The non-secure tags mentioned above arrive every time you add a third party to your site – think ad networks, data targeters, and video players, etc – often without the third party’s knowledge, and it doesn’t stop there. As those third-party vendors strive to better serve your site, they may add on new tech providers, each bringing its own hidden non-secure tags along with it. If you think this scenario doesn’t apply to you, think again: According to the anonymous data that Ghostery aggregates from over 26 million websites worldwide, only about 20% of the vendors with access to a given website are actually invited directly by the publisher. Yes, 20%. That’s a lot of blind spots.

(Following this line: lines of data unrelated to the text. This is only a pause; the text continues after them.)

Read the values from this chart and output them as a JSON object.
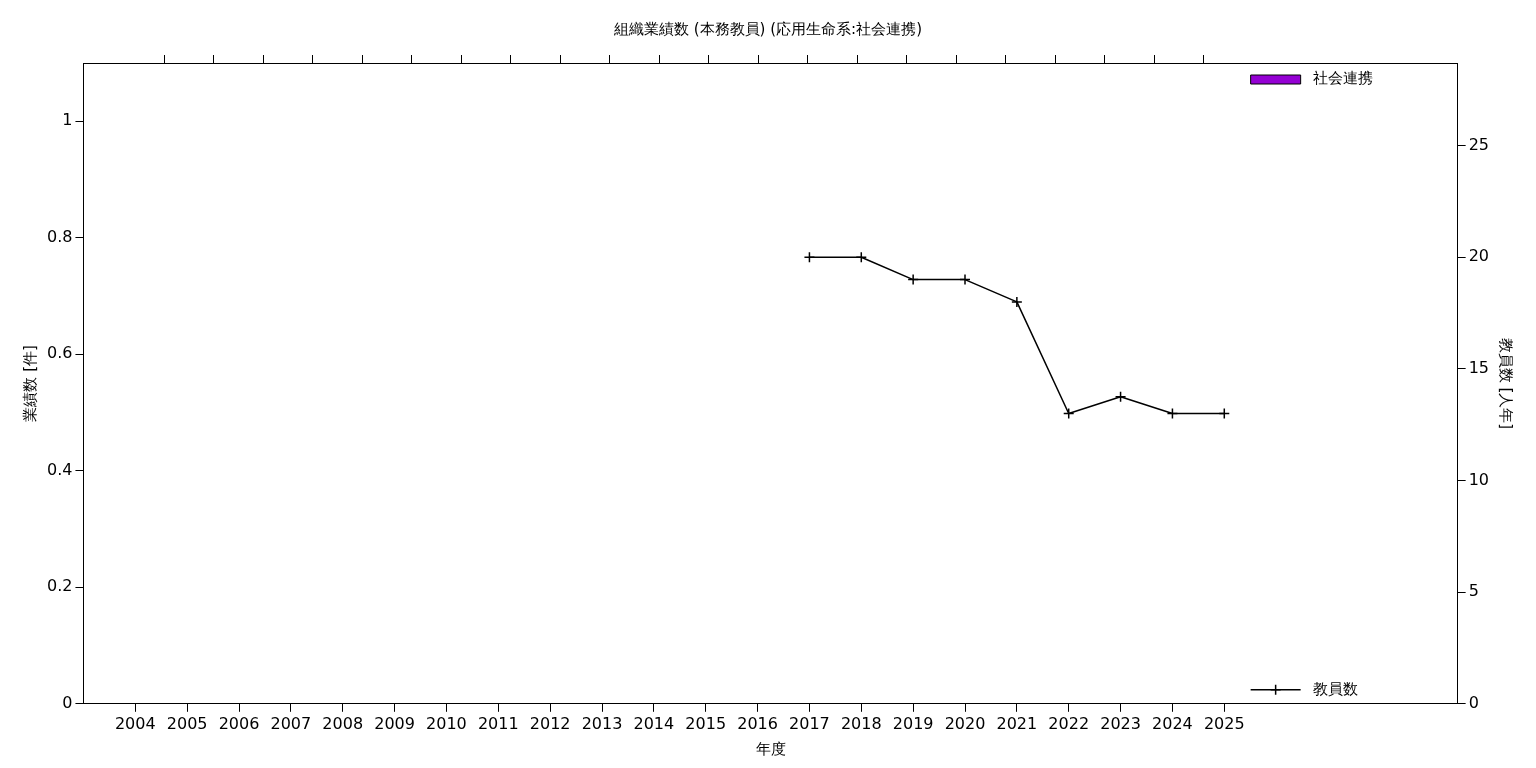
{
  "chart_data": {
    "type": "bar",
    "title": "組織業績数 (本務教員) (応用生命系:社会連携)",
    "xlabel": "年度",
    "ylabel": "業績数 [件]",
    "y2label": "教員数 [人年]",
    "x": [
      2004,
      2005,
      2006,
      2007,
      2008,
      2009,
      2010,
      2011,
      2012,
      2013,
      2014,
      2015,
      2016,
      2017,
      2018,
      2019,
      2020,
      2021,
      2022,
      2023,
      2024,
      2025
    ],
    "xlim": [
      2003,
      2029.5
    ],
    "xticks": [
      2004,
      2005,
      2006,
      2007,
      2008,
      2009,
      2010,
      2011,
      2012,
      2013,
      2014,
      2015,
      2016,
      2017,
      2018,
      2019,
      2020,
      2021,
      2022,
      2023,
      2024,
      2025
    ],
    "ylim": [
      0,
      1.1
    ],
    "yticks": [
      0,
      0.2,
      0.4,
      0.6,
      0.8,
      1
    ],
    "y2lim": [
      0,
      28.7
    ],
    "y2ticks": [
      0,
      5,
      10,
      15,
      20,
      25
    ],
    "grid": false,
    "legend": "right",
    "series": [
      {
        "name": "社会連携",
        "color": "#9400d3",
        "values": [
          0,
          0,
          0,
          0,
          0,
          0,
          0,
          0,
          0,
          0,
          0,
          0,
          0,
          0,
          0,
          0,
          0,
          0,
          0,
          0,
          0,
          0
        ]
      },
      {
        "name": "教員数",
        "type": "line",
        "axis": "y2",
        "color": "#000000",
        "marker": "cross",
        "line_style": "solid",
        "values": [
          null,
          null,
          null,
          null,
          null,
          null,
          null,
          null,
          null,
          null,
          null,
          null,
          null,
          20,
          20,
          19,
          19,
          18,
          13,
          13.75,
          13,
          13
        ]
      }
    ]
  }
}
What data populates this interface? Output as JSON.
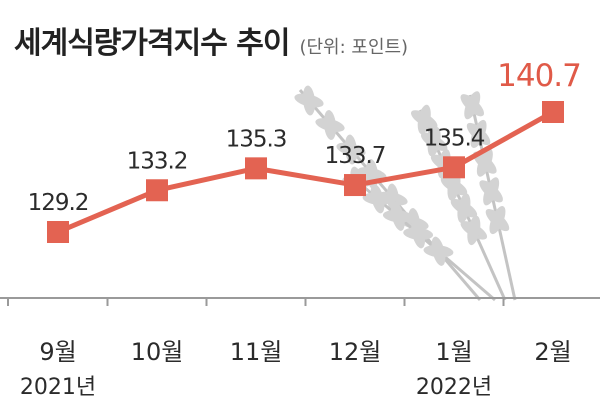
{
  "chart_data": {
    "type": "line",
    "title": "세계식량가격지수 추이",
    "unit_note": "(단위: 포인트)",
    "categories": [
      "9월",
      "10월",
      "11월",
      "12월",
      "1월",
      "2월"
    ],
    "year_labels": [
      {
        "under": "9월",
        "label": "2021년"
      },
      {
        "under": "1월",
        "label": "2022년"
      }
    ],
    "series": [
      {
        "values": [
          129.2,
          133.2,
          135.3,
          133.7,
          135.4,
          140.7
        ]
      }
    ],
    "value_labels": [
      "129.2",
      "133.2",
      "135.3",
      "133.7",
      "135.4",
      "140.7"
    ],
    "ylim": [
      127,
      143
    ],
    "grid": false,
    "colors": {
      "line": "#e36352",
      "highlight_label": "#e05a48",
      "label": "#2b2b2b",
      "baseline": "#9a9a9a",
      "wheat": "#d3d3d3",
      "wheat_dark": "#c4c4c4"
    }
  }
}
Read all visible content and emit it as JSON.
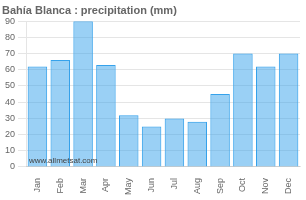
{
  "chart_data": {
    "type": "bar",
    "title": "Bahía Blanca : precipitation (mm)",
    "categories": [
      "Jan",
      "Feb",
      "Mar",
      "Apr",
      "May",
      "Jun",
      "Jul",
      "Aug",
      "Sep",
      "Oct",
      "Nov",
      "Dec"
    ],
    "values": [
      62,
      66,
      90,
      63,
      32,
      25,
      30,
      28,
      45,
      70,
      62,
      70
    ],
    "ylim": [
      0,
      90
    ],
    "yticks": [
      0,
      10,
      20,
      30,
      40,
      50,
      60,
      70,
      80,
      90
    ],
    "grid": true,
    "annotation": "www.allmetsat.com"
  }
}
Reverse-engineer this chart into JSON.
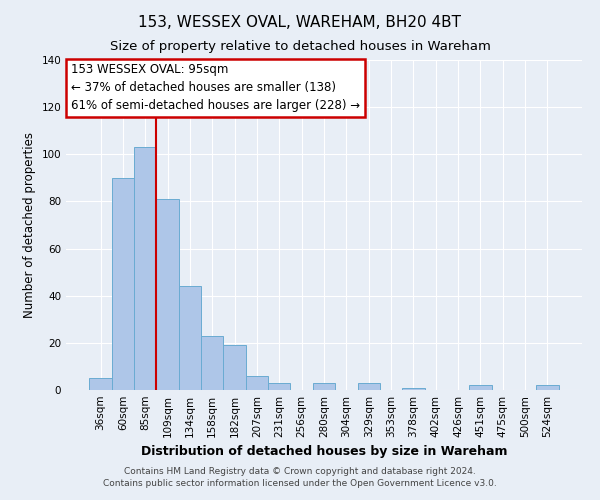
{
  "title": "153, WESSEX OVAL, WAREHAM, BH20 4BT",
  "subtitle": "Size of property relative to detached houses in Wareham",
  "xlabel": "Distribution of detached houses by size in Wareham",
  "ylabel": "Number of detached properties",
  "bar_labels": [
    "36sqm",
    "60sqm",
    "85sqm",
    "109sqm",
    "134sqm",
    "158sqm",
    "182sqm",
    "207sqm",
    "231sqm",
    "256sqm",
    "280sqm",
    "304sqm",
    "329sqm",
    "353sqm",
    "378sqm",
    "402sqm",
    "426sqm",
    "451sqm",
    "475sqm",
    "500sqm",
    "524sqm"
  ],
  "bar_values": [
    5,
    90,
    103,
    81,
    44,
    23,
    19,
    6,
    3,
    0,
    3,
    0,
    3,
    0,
    1,
    0,
    0,
    2,
    0,
    0,
    2
  ],
  "bar_color": "#aec6e8",
  "bar_edge_color": "#6aabd2",
  "vline_color": "#cc0000",
  "vline_x_index": 2,
  "ylim": [
    0,
    140
  ],
  "yticks": [
    0,
    20,
    40,
    60,
    80,
    100,
    120,
    140
  ],
  "annotation_title": "153 WESSEX OVAL: 95sqm",
  "annotation_line1": "← 37% of detached houses are smaller (138)",
  "annotation_line2": "61% of semi-detached houses are larger (228) →",
  "annotation_box_facecolor": "white",
  "annotation_box_edgecolor": "#cc0000",
  "footer1": "Contains HM Land Registry data © Crown copyright and database right 2024.",
  "footer2": "Contains public sector information licensed under the Open Government Licence v3.0.",
  "bg_color": "#e8eef6",
  "plot_bg_color": "#e8eef6",
  "grid_color": "white",
  "title_fontsize": 11,
  "subtitle_fontsize": 9.5,
  "xlabel_fontsize": 9,
  "ylabel_fontsize": 8.5,
  "tick_fontsize": 7.5,
  "annotation_fontsize": 8.5,
  "footer_fontsize": 6.5
}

2. Who else could be creeping in?

This is where the facts get even scarier. Non-secure tags create security gaps that open convenient little doors for hackers to enter and stage “man-in-the-middle” attacks. That’s where a hacker takes over one of your pages without your user – or you – knowing it, and redirects it. Customers may be tricked into entering their information on a counterfeit page, or your precious customer data may be resold to a competitor through a trusted vendor on your site. That’s no exaggeration: it recently happened to a major retailer.

3. What site problems are these blind spots causing?

The blind spots in your marketing cloud are also affecting your site’s performance. Here are three common site performance related problems caused by hidden non-secure codes:

Page latency – We all know how important page speed is for grabbing and keeping site visitors. Research shows that adding a single marketing tag to a site increases page latency by 5%. But what if, like many companies, you’re only aware of 20% of the tags actually sitting on your site? You do the math.

Browser security messages – Sad fact: if a hidden non-secure code arrives on your seemingly secure “https” page, your visitor’s browser may load a “non-secure” or “mixed content” pop-up warning before you’ve spotted it yourself. Often, customers know about a site’s security problem before the website manager does!

A drop in your Google page rank – Google has started to lower the search rankings of websites with non-secure content on pages that are supposed to be secure. And they’ve said they plan to increase over time the importance of non-secure or mixed content as they calculate a site’s page rank.

Finding some answers

The best way to begin to address these ‘Big Three’ questions and eliminate your website’s blind spots is to perform a thorough, in-depth vendor audit:

  • Identify every vendor who has access to your website, as well as any other companies they bring with them through redirect chains.
  • Dump outdated vendors, unapproved vendors, and vendors with expired contracts.
  • Make sure you don’t have duplicate tags for the same vendor.

The next step to take, right now and throughout the coming year, is to monitor your marketing cloud with an eagle eye, and make adjustments as needed:

  • Designate a contact person at each of your vendor sites to help resolve issues as soon as they arise.
  • Get your marketing and IT teams to perform cost/benefit analyses of any new tech addition to your marketing cloud. What is its effect on site performance? Site security? Is it worth it?
  • Develop page latency limits, vendor tag limits, and limits on data that vendor technology can take from your site. If you have such limits in place, make sure you enforce them.

Your 2015 New Year’s resolution

To ensure top-level website performance in 2015, resolve to monitor your marketing cloud daily, blast any non-secure tags that show up, plug security gaps before they cause trouble, and know every vendor on your site. Once you get control of the chaos in your marketing cloud, you’re sure to have a brighter and more prosperous year.